The Raven
The Raven was a naval frigate purchased by Count Vlad Dracula in 1862 to carry him across the ocean from Dubrovnik in Croatia to Savannah, Georgia. Under cover of a mystical fog, the Raven slipped through the Union blockade. It was later pressed into service by the Confederacy in their war with the north. Dracula permitted this, as the Raven no longer served his purposes.
The Raven was a 42-gun frigate under the command of Captain Meade, docked in Dubrovnik, Croatia that was being used primarily as a passenger vessel to transport people and cargo.
The Raven was purchased by Count Vlad Dracula from the owner for ten thousand Drachmas – three times the ship’s actual worth – in gold. The count had Meade and his crew load his personal possessions aboard and they set sail immediately for America.

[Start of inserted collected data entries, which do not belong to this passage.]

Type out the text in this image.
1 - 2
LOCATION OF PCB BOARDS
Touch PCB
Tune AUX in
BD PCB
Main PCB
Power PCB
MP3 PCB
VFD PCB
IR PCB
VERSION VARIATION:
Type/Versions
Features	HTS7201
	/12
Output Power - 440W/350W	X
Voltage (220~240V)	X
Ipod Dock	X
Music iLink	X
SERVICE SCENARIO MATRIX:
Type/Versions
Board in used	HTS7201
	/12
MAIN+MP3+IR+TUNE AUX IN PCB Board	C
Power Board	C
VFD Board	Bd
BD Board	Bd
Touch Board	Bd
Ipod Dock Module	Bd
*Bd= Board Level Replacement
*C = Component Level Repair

Against the protests of the captain that the ship could not make such a voyage at that time due largely to the chill winter weather and the persistent storms that raged across the Atlantic Ocean, Dracula commanded it set sail, and as it did, the storms seemed to part, and the fog banks lifted at the ship’s approach.

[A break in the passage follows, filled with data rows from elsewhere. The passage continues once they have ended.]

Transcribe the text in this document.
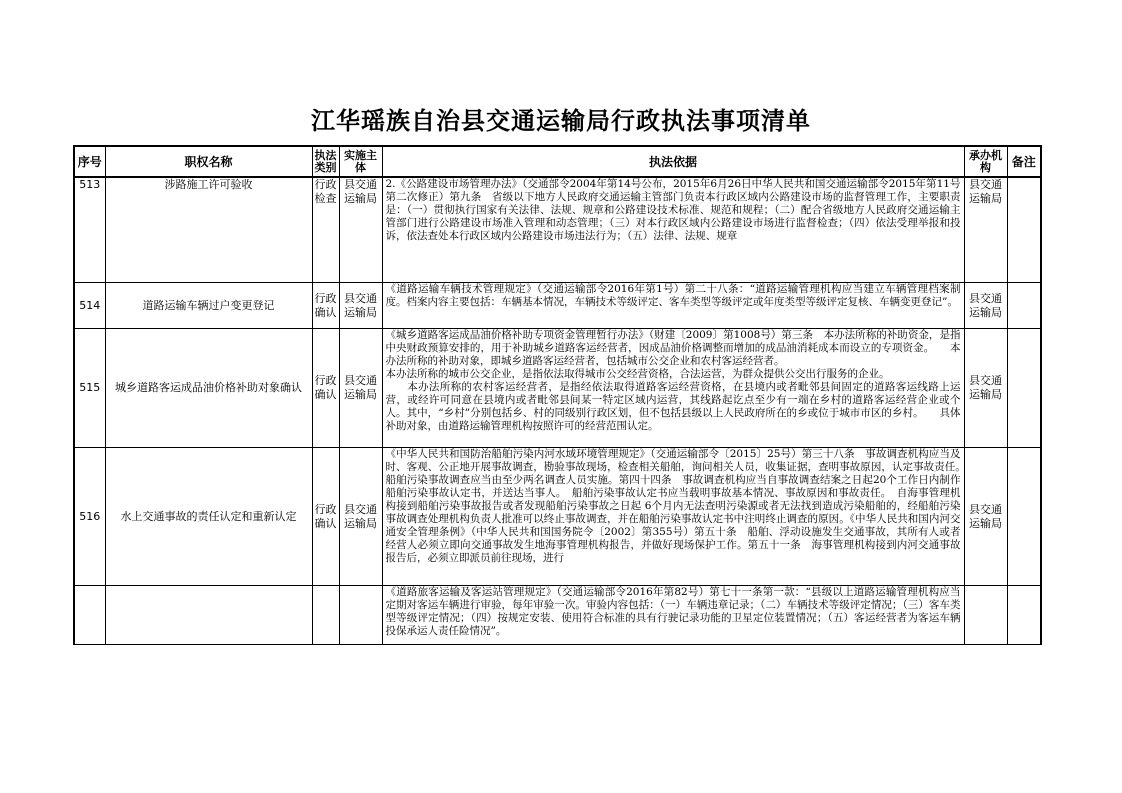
江华瑶族自治县交通运输局行政执法事项清单
序号	职权名称	执法类别	实施主体	执法依据	承办机构	备注
513	涉路施工许可验收	行政检查	县交通运输局	2.《公路建设市场管理办法》（交通部令2004年第14号公布，2015年6月26日中华人民共和国交通运输部令2015年第11号第二次修正）第九条　省级以下地方人民政府交通运输主管部门负责本行政区域内公路建设市场的监督管理工作，主要职责是：（一）贯彻执行国家有关法律、法规、规章和公路建设技术标准、规范和规程；（二）配合省级地方人民政府交通运输主管部门进行公路建设市场准入管理和动态管理；（三）对本行政区域内公路建设市场进行监督检查；（四）依法受理举报和投诉，依法查处本行政区域内公路建设市场违法行为；（五）法律、法规、规章	县交通运输局	
514	道路运输车辆过户变更登记	行政确认	县交通运输局	《道路运输车辆技术管理规定》（交通运输部令2016年第1号）第二十八条：“道路运输管理机构应当建立车辆管理档案制度。档案内容主要包括：车辆基本情况，车辆技术等级评定、客车类型等级评定或年度类型等级评定复核、车辆变更登记”。	县交通运输局	
515	城乡道路客运成品油价格补助对象确认	行政确认	县交通运输局	《城乡道路客运成品油价格补助专项资金管理暂行办法》（财建〔2009〕第1008号）第三条　本办法所称的补助资金，是指中央财政预算安排的，用于补助城乡道路客运经营者，因成品油价格调整而增加的成品油消耗成本而设立的专项资金。　　本办法所称的补助对象，即城乡道路客运经营者，包括城市公交企业和农村客运经营者。
本办法所称的城市公交企业，是指依法取得城市公交经营资格，合法运营，为群众提供公交出行服务的企业。
　　本办法所称的农村客运经营者，是指经依法取得道路客运经营资格，在县境内或者毗邻县间固定的道路客运线路上运营，或经许可同意在县境内或者毗邻县间某一特定区域内运营，其线路起讫点至少有一端在乡村的道路客运经营企业或个人。其中，“乡村”分别包括乡、村的同级别行政区划，但不包括县级以上人民政府所在的乡或位于城市市区的乡村。　　具体补助对象，由道路运输管理机构按照许可的经营范围认定。	县交通运输局	
516	水上交通事故的责任认定和重新认定	行政确认	县交通运输局	《中华人民共和国防治船舶污染内河水域环境管理规定》（交通运输部令〔2015〕25号）第三十八条　事故调查机构应当及时、客观、公正地开展事故调查，勘验事故现场，检查相关船舶，询问相关人员，收集证据，查明事故原因，认定事故责任。　船舶污染事故调查应当由至少两名调查人员实施。第四十四条　事故调查机构应当自事故调查结案之日起20个工作日内制作船舶污染事故认定书，并送达当事人。　船舶污染事故认定书应当载明事故基本情况、事故原因和事故责任。　自海事管理机构接到船舶污染事故报告或者发现船舶污染事故之日起 6个月内无法查明污染源或者无法找到造成污染船舶的，经船舶污染事故调查处理机构负责人批准可以终止事故调查，并在船舶污染事故认定书中注明终止调查的原因。《中华人民共和国内河交通安全管理条例》（中华人民共和国国务院令〔2002〕第355号）第五十条　船舶、浮动设施发生交通事故，其所有人或者经营人必须立即向交通事故发生地海事管理机构报告，并做好现场保护工作。第五十一条　海事管理机构接到内河交通事故报告后，必须立即派员前往现场，进行	县交通运输局	

				《道路旅客运输及客运站管理规定》（交通运输部令2016年第82号）第七十一条第一款：“县级以上道路运输管理机构应当定期对客运车辆进行审验，每年审验一次。审验内容包括：（一）车辆违章记录；（二）车辆技术等级评定情况；（三）客车类型等级评定情况；（四）按规定安装、使用符合标准的具有行驶记录功能的卫星定位装置情况；（五）客运经营者为客运车辆投保承运人责任险情况”。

Ever a superstitious lot, the crew began to speculate that the count was more than he appeared and believed that he was somehow in league with Lucifer himself.
As the crew became more suspicious, they began to “disappear” one by one; food to slake the vampire lord’s thirst. By the time the ship reached American waters, the American Civil War was in its second year, and northern warships were blocking entry by any vessels into southern territories. Dracula used his mastery of the elements to mask its approach with a thick fog, allowing the Raven to easily elude the Union blockade and port safely in Savannah, Georgia.
Upon his arrival to the city, Dracula encountered Nathan Beauregard, a leading merchant in the area, and a confederate sympathizer. He had the Raven pressed into service to aide the confederacy’s cause, which annoyed the count, who only allowed it to happen as he no longer had need of the ship.
What happened to the Raven as it switched ownership from Dracula to Beauregard is unknown. What is known, however, is that the angry vampire killed the merchant in his home moments before taking his wife as one of his vampiric thralls.